5
votes

I am trying to forecast my target variable using Quantile Regression in Python.

The data I am considering for training and validation is from period 2015 Oct -2017 Dec 31st.

Now the model has developed,Im trying to forecast values for 2018 Jan, which throws the following error:

ValueError: operands could not be broadcast together with shapes (34,) (33,)

mod = smf.quantreg('ASBCU_SUM~Month+Year+WeekofMonth+DayNum+isHoliday+PCOP_CS+PCOP_LS+PCOP_IFS+PCOP_LSS+PCOP_FSS+PCOP_FS+DayOfWeek_6+DayOfWeek_5+DayOfWeek_2+DayOfWeek_7+DayOfWeek_3+DayOfWeek_4',dfTrainingData)

res = mod.fit(q=0.8)

If I check,the error comes from quantile regression.py file inside statmodels.

diff = np.max(np.abs(beta - beta0))

I have gone through similar posts on stack overflow,which recommends to check the data type of target variable being numerical or not.
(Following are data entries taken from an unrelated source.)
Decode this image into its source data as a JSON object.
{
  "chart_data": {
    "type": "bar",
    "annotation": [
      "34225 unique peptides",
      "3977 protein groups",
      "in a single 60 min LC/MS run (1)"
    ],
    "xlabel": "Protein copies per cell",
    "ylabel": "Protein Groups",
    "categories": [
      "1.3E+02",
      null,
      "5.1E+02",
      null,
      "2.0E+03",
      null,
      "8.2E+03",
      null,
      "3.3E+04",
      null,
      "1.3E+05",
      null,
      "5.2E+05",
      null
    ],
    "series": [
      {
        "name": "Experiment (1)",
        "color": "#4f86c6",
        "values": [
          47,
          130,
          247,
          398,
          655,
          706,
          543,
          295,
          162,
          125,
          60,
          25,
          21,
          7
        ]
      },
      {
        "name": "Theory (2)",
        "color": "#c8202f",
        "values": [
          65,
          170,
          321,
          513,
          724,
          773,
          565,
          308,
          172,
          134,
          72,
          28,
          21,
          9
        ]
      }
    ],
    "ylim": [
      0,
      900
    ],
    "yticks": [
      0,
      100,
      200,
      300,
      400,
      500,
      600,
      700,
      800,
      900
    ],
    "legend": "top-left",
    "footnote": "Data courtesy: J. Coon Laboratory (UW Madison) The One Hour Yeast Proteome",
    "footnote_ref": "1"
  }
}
This is the dtype of the variables:

ASBCU_SUM: int64

Month: category

Year: category

WeekofMonth: category

isHoliday: int64

DayNum: int32

PCOP_SUM: int64

PCOP_CS: int64

PCOP_LS: int64

PCOP_IFS: int64

PCOP_LSS: int64

PCOP_FS: int64

PCOP_FSS: int64

DayOfWeek_3: float64

DayOfWeek_2: float64

DayOfWeek_5: float64

DayOfWeek_7: float64

DayOfWeek_4: float64

DayOfWeek_6: float64

The datatypes are same while developing the model using 2015-2017 data as well.

I really appreciate any help..

1
Please provide sample rows of dfTrainingData that reproduces error. And include a full code block with all import lines so we can run data and code to help.Parfait
most likely this is github.com/statsmodels/statsmodels/issues/2597 Check whether the design matrix has full rank.Josef
I'm running into a similar problem any help on this would be great.njBernstein

1 Answers

3
votes

I encountered the same error before. Checked @Josef 's reply, I found the input matrix is not full rank, after fixing the rank issue, the bug is fixed. For example, if you run below code:

import statsmodels.api as sm
import statsmodels.formula.api as smf
import pandas as pd
data = {'col_1': [3, 2, 1, 0], 'col_2': [0, 0, 0, 0],
        'y': [1,2,3,4]}
data = pd.DataFrame.from_dict(data)
data.head()
model =smf.quantreg("y ~ col_1 + col_2", data).fit()
print(model.summary())

The bug will appear:

diff = np.max(np.abs(beta - beta0))
ValueError: operands could not be broadcast together with shapes (3,)
(2,) 

If you delete 'col_2' which caused the non-full rank issue, the bug would be fixed.